Laissez-moi vous parler de Rose, l’héroïne d’Au nom des pères, femme intense et généreuse, déterminée et tenace.
Rose a 20 ans en 1942, elle vit en zone occupée quand elle décide de franchir clandestinement la ligne de démarcation pour aller retrouver son amant à Marseille. Elle est alors témoin d’un crime.
Mais Rose a un léger problème : elle ne reconnaît pas les visages.

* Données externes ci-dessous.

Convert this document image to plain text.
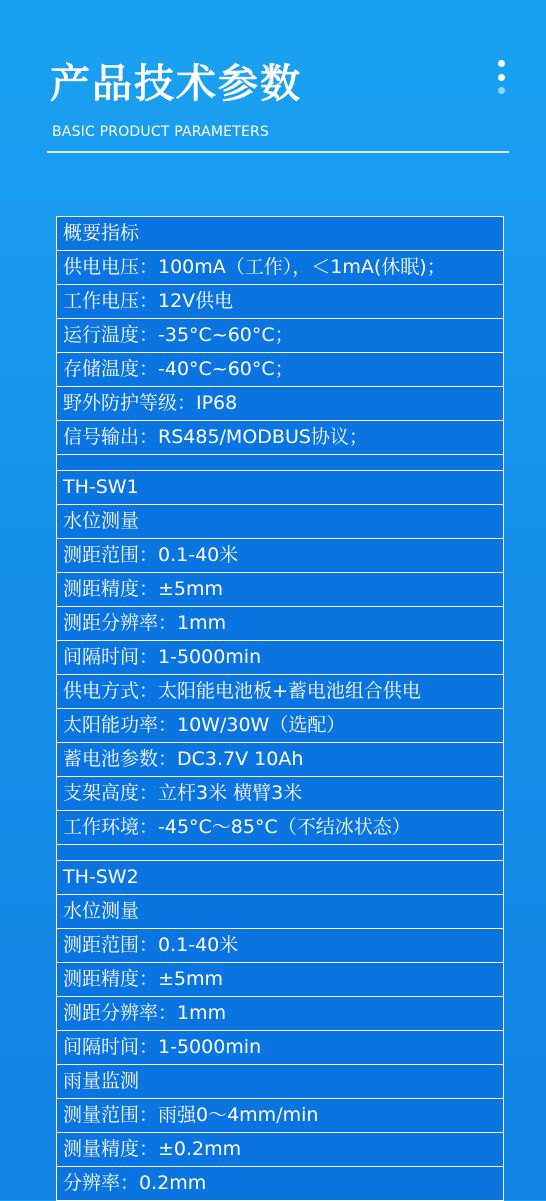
产品技术参数
BASIC PRODUCT PARAMETERS
概要指标
供电电压：100mA（工作），＜1mA(休眠)；
工作电压：12V供电
运行温度：-35°C~60°C；
存储温度：-40°C~60°C；
野外防护等级：IP68
信号输出：RS485/MODBUS协议；
TH-SW1
水位测量
测距范围：0.1-40米
测距精度：±5mm
测距分辨率：1mm
间隔时间：1-5000min
供电方式：太阳能电池板+蓄电池组合供电
太阳能功率：10W/30W（选配）
蓄电池参数：DC3.7V 10Ah
支架高度：立杆3米 横臂3米
工作环境：-45°C～85°C（不结冰状态）
TH-SW2
水位测量
测距范围：0.1-40米
测距精度：±5mm
测距分辨率：1mm
间隔时间：1-5000min
雨量监测
测量范围：雨强0～4mm/min
测量精度：±0.2mm
分辨率：0.2mm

« Un jour, ses parents l’ont emmenée voir un médecin des yeux, persuadés qu’elle était myope. Elle a passé des tests et le docteur les a rassurés : sa vue était parfaite. Ils n’ont pas été rassurés du tout. En chuchotant dans son oreille, ses parents ont demandé au médecin de sortir de la pièce et de revenir sans sa blouse. Il a hésité puis s’est prêté au jeu. Il était de retour cinq minutes plus tard en prétendant être le dentiste. Rose a ouvert la bouche. Le docteur est resté muet un long moment, a fini par lui demander si elle se moquait de lui et a conclu qu’elle était un cas très intéressant. Cela n’avait rien à voir avec les yeux, le problème venait de l’intérieur : Rose était dans l’incapacité d’associer une figure à une personne. Il avait déjà entendu parler de cette maladie mais n’avait jamais vu de spécimen vivant. La maladie n’avait pas encore été décrite, ni étudiée et la curiosité autour d’elle fut croissante. Personne ne pouvait imaginer la manière dont Rose percevait le monde. Elle était entourée d’inconnus, constamment obligée de deviner qui est qui. Reconnaître les visages ne peut s’apprendre, chacun est unique et il n’existe aucune technique alternative à cette fonction complexe du cerveau. Le malade est condamné à vivre dans un nouveau monde chaque jour. »
Aujourd’hui, ce trouble porte un nom médical : la prosopagnosie, qui est l’impossibilité d’identifier ou de mémoriser les visages humains.